Judges should be impartial. Everyone agrees on that. But behind the single word “impartiality” lurk several distinct issues that need to be disentangled.
First consider the facts of a specific case: who did what to whom. Judges must be open-minded about such facts. They must make factual findings based only on the evidence presented by the parties, and they should not opine about the facts before deciding the case. Abandoning this sort of neutrality — for instance, declaring that the defendant is guilty before a trial starts — is obviously improper.
It's problematic to have a bias about the facts of the case. But a neutral view of the law is not impartiality; it's just incompetence.
Judicial impartiality with respect to the parties to a case is also generally desirable. A judge who favors one party, or gives greater weight to that party’s claims, is not behaving neutrally. This kind of neutrality may be harder to maintain where repeat players, such as the government, are concerned, but it may not be necessary. At the Supreme Court, for instance, the statements of the solicitor general are typically considered more than usually trustworthy. Abuses of that trust can also leave marks. Deception by the solicitor general’s office regarding the internment of Japanese Americans during World War II almost certainly made the justices more skeptical of the government’s claims of military necessity in post-9/11 detention cases. This sort of institutional memory is generally accepted and not harmful.
What about the law? Here the model of impartiality used for case-specific facts is inappropriate. Judges learn about the law from sources other than the parties, and they do so both before litigation begins and outside the courtroom. A judge who had no opinions about the law before a case began would not be impartial; she would be incompetent. Judges should have views about the law, even about unsettled legal questions. Expressing those views should not be seen as compromising neutrality. In particular, Supreme Court nominees should not be able to hide behind impartiality in declining to answer questions in confirmation hearings.

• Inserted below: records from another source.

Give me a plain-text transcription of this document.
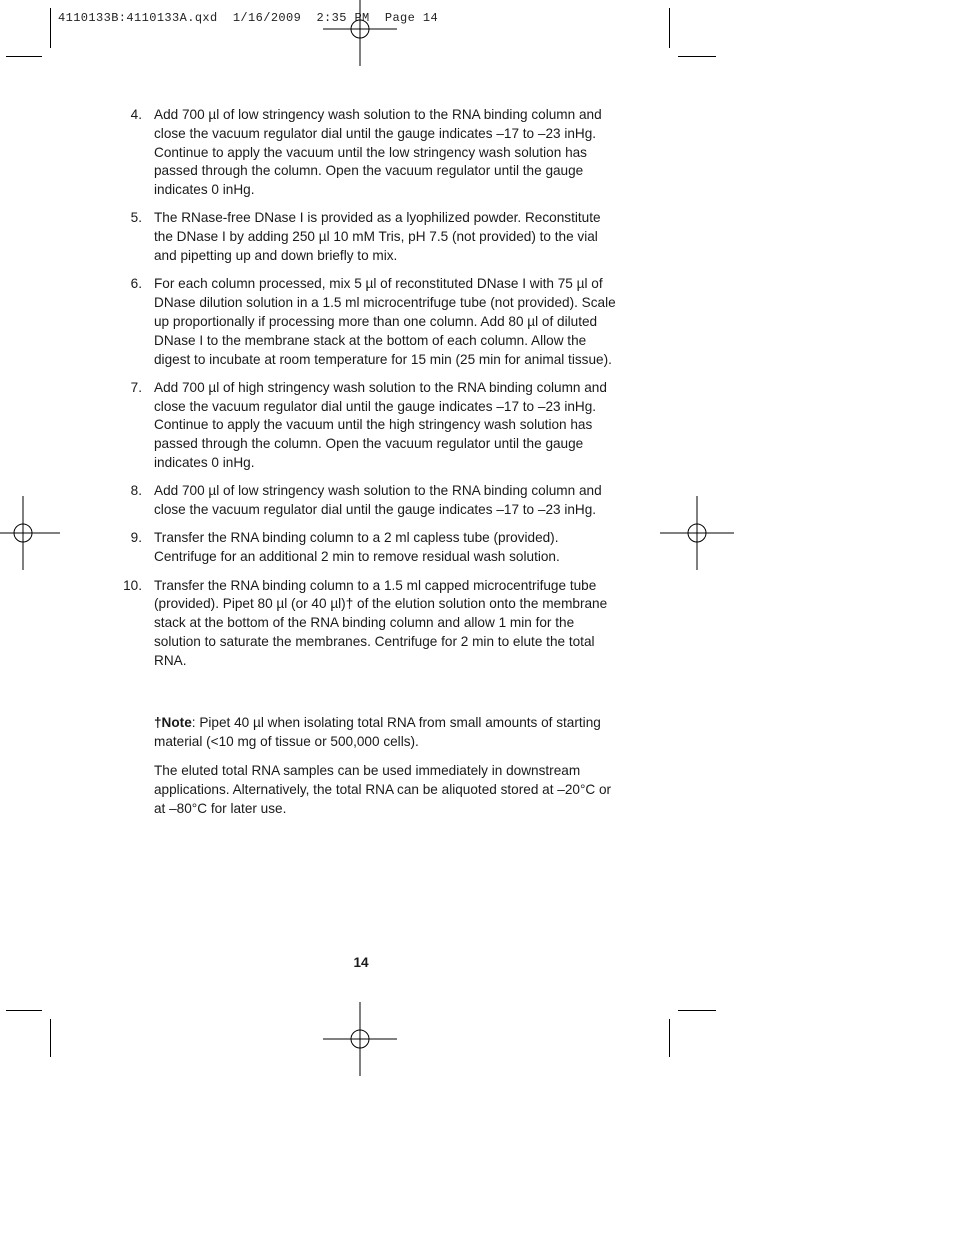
4110133B:4110133A.qxd  1/16/2009  2:35 PM  Page 14
4. Add 700 µl of low stringency wash solution to the RNA binding column and close the vacuum regulator dial until the gauge indicates –17 to –23 inHg. Continue to apply the vacuum until the low stringency wash solution has passed through the column. Open the vacuum regulator until the gauge indicates 0 inHg.

5. The RNase-free DNase I is provided as a lyophilized powder. Reconstitute the DNase I by adding 250 µl 10 mM Tris, pH 7.5 (not provided) to the vial and pipetting up and down briefly to mix.

6. For each column processed, mix 5 µl of reconstituted DNase I with 75 µl of DNase dilution solution in a 1.5 ml microcentrifuge tube (not provided). Scale up proportionally if processing more than one column. Add 80 µl of diluted DNase I to the membrane stack at the bottom of each column. Allow the digest to incubate at room temperature for 15 min (25 min for animal tissue).

7. Add 700 µl of high stringency wash solution to the RNA binding column and close the vacuum regulator dial until the gauge indicates –17 to –23 inHg. Continue to apply the vacuum until the high stringency wash solution has passed through the column. Open the vacuum regulator until the gauge indicates 0 inHg.

8. Add 700 µl of low stringency wash solution to the RNA binding column and close the vacuum regulator dial until the gauge indicates –17 to –23 inHg.

9. Transfer the RNA binding column to a 2 ml capless tube (provided). Centrifuge for an additional 2 min to remove residual wash solution.

10. Transfer the RNA binding column to a 1.5 ml capped microcentrifuge tube (provided). Pipet 80 µl (or 40 µl)† of the elution solution onto the membrane stack at the bottom of the RNA binding column and allow 1 min for the solution to saturate the membranes. Centrifuge for 2 min to elute the total RNA.

†Note: Pipet 40 µl when isolating total RNA from small amounts of starting material (<10 mg of tissue or 500,000 cells).

The eluted total RNA samples can be used immediately in downstream applications. Alternatively, the total RNA can be aliquoted stored at –20°C or at –80°C for later use.

14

Last, how active may a judge be in case management, for instance by suggesting motions or arguments to parties? There is an instinctive aversion to such behavior. It would surely be wrong for an umpire to help out one team. And purely tactical advice from a judge (“Have the defendant wear glasses to look less threatening”) is equally improper. But litigation is not merely a contest of skill, and judges are not merely umpires. Sporting contests do not have right answers, but most lawsuits do, and judges frequently take active steps to reach those answers. They may, for example, decide a case based on a theory or argument that neither party raised. If this behavior is not taken to exhibit bias — and it generally is not — it is hard to see why suggesting the theory is improper, and indeed Supreme Court justices frequently do just that during oral argument. Advice that facilitates a better legal decision (suggesting, perhaps, how a party could present particular evidence if they had it) is not improper.